İstanbul Silivri'de meydana gelen deprem, Türkiye'deki yapı güvenliği konusunu yeniden gündeme getirdi. Aytes Mühendislik Yönetim Kurulu Başkanı Sinan Ayrancı, depremin yol açabileceği riskler arasında binalardaki taşıyıcı sistemlerin yanı sıra mekanik tesisat sistemlerinin de büyük önem taşıdığını vurguladı. Ayrancı, mekanik tesisat mühendisliğinde uygulanan çözümlerin, patlama, yangın ve su baskını gibi ikincil afet risklerini azaltarak can ve mal kayıplarını önleyebileceğini belirtti.
Binalarda sadece taşıyıcı sistemlerin değil, iç teknik altyapının da güvenlik açısından kapsamlı bir şekilde ele alınması gerektiğini söyleyen Ayrancı, doğalgaz, yangın, havalandırma ve sıhhi tesisat sistemlerinin depremde zarar görmesinin can ve mal kayıplarına yol açabileceğini ifade etti. Bu sistemlerin deprem risklerine karşı dayanıklı hale getirilmesinin, deprem sonrası ortaya çıkabilecek ikincil tehditlere karşı da koruma sağladığını dile getirdi. Son yıllarda büyük ölçekli yapılar, konutlar, endüstriyel tesisler ve toplu kullanım alanlarında mekanik tesisat mühendisliğine yönelik farkındalığın arttığını, yeni projelerde ve mevcut yapılarda denetim, bakım ve güçlendirme çalışmalarının afetlere karşı koruma sağladığını ekledi.

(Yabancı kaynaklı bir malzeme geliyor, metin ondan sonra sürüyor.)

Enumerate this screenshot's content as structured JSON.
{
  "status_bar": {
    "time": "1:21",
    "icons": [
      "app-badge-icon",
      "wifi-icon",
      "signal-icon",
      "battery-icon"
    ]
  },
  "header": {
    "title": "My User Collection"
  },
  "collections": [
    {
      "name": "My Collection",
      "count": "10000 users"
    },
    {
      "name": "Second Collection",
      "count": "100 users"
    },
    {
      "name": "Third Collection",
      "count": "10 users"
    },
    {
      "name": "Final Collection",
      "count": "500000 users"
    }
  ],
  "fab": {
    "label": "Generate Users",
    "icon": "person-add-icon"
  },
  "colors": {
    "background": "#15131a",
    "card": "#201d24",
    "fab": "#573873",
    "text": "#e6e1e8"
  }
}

Ayrancı, Silivri depremi nedeniyle tüm ülkeye geçmiş olsun dileklerini ileterek, depremin binalardaki teknik altyapıyı da etkilediğini hatırlattı. Mekanik tesisat sistemlerinin, özellikle doğalgaz, havalandırma ve sıhhi tesisat sistemlerinde yaşanabilecek olumsuzlukların patlama, yangın ve su baskını gibi riskleri tetikleyebileceğini vurguladı. 6 Şubat Kahramanmaraş depreminde Hatay'da yaşanan olayları örnek gösteren Ayrancı, mekanik tesisat mühendisliğinin önemini vurguladı. Yeni projelerde ve mevcut yapılarda mekanik sistemlerin sismik dayanımının denetlenmesi gerektiğini belirten Ayrancı, periyodik bakım, risk analizi ve güçlendirme çözümlerini önerdi. Yapı maliyetinin yalnızca yüzde 2'sini oluşturan sismik tedbirlerin, büyük kayıpların önüne geçebileceğini belirtti.